CONSIDERING that this agreement does not undermine other measures and measures that may be necessary under EU legislation to ensure a higher level of protection for cross-border investment within the European Union and to create a more predictable, stable and clearer regulatory environment to stimulate investment in the internal market, CONSIDERING that this agreement deals with bilateral investment agreements within the EU; it does not apply to intra-community procedures based on Article 26 of the Energy Charter Treaty. The European Union and its Member States will later address this issue [3] The agreement on the promotion and mutual protection of investment between the Kingdom of the Netherlands and the Czech and Slovak Federal Republic of 1 January 1992. However, many believe that existing investor protection measures are not as well established in EU legislation and do not offer the same level of legal certainty as the safeguards defined in the EU`s internal bit. The very development of the termination agreement suggests that the Commission is aware of this, as stated in one of the recitals: “Other measures and measures… may be necessary… Ensure a higher level of protection for cross-border investment within the European Union and create a more predictable, stable and clear regulatory environment to encourage investment in the internal market. In the past, a country like Canada (or a trade bloc such as the EU) could refer to its agreements with other developed economies and claim that it had simply applied its principles consistently. It`s becoming more and more impossible. It will be interesting to know with which countries the EU, Canada and the United States will insist in the future on the maintenance of bits. Since the end of August 2020, the agreement ending bilateral investment agreements (ILOs) between 23 EU member states (the whistleblower agreement) has entered into force. In accordance with its ratification by certain contracting parties.1 The notice agreement is the culmination of various legal developments resulting from a 2016 decision of the European Court of Justice (ECJ) in the slovak/Achmea B.V. case. (C-284/16) (Achmea) finding that investor-state arbitration clauses in the internal EU bit are incompatible with EU law.

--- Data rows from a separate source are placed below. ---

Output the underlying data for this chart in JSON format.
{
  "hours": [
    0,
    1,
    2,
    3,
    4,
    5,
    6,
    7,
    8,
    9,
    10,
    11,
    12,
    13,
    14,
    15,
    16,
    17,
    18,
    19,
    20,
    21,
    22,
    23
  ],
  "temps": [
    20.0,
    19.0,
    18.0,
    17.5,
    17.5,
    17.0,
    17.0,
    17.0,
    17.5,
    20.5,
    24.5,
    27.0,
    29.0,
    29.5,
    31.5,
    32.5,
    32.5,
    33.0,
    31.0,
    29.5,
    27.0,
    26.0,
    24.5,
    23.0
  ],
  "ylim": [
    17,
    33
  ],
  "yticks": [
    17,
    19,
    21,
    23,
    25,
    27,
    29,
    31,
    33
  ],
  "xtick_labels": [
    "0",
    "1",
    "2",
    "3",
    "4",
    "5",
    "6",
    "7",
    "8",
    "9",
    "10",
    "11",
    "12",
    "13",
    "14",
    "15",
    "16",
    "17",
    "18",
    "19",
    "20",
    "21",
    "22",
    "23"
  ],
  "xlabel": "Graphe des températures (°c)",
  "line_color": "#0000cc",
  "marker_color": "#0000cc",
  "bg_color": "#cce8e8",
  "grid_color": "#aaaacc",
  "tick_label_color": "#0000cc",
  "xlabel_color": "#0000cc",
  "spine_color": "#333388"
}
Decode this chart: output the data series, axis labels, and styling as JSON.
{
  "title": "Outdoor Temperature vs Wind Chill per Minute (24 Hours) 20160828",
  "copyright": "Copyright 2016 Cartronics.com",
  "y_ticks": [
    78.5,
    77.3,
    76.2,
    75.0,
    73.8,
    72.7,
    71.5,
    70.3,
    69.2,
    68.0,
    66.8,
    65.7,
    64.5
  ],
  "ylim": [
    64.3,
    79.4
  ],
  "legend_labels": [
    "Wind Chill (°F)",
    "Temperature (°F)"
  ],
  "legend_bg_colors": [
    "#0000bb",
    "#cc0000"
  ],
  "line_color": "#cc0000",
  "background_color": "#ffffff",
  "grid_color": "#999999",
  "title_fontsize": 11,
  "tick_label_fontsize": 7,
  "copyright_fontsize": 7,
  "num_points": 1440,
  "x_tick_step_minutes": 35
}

On 15 January 2019, 21 Member States (including the United Kingdom) declared that they would end their internal CTS in the European Union, either multilaterally or bilaterally, depending on the end, by 6 December 2019. Following this declaration, the termination agreement confirms that intra-EU bit arbitration clauses are “contrary to EU treaties and are therefore not applicable”, which has important implications for investor-state dispute settlement (EIRD) within the EU. the treaty between the Czech and Slovak Federal Republic and the Federal Republic of Germany on the promotion and mutual protection of investments, recalling that the European Court of Justice (ECJ) ruled in C-478/07 Budjovické Budvar, that the provisions of an international agreement between two Member States cannot apply in relations between these two States if they are found to be contrary to the treaties of the European Union, “arbitration concluded” refers to an arbitration procedure that ended with a settlement agreement or a final arbitral award issued before 6 March 2018, if, if necessary, the structured dialogue covered by Article 9 does not result in any transaction agreement.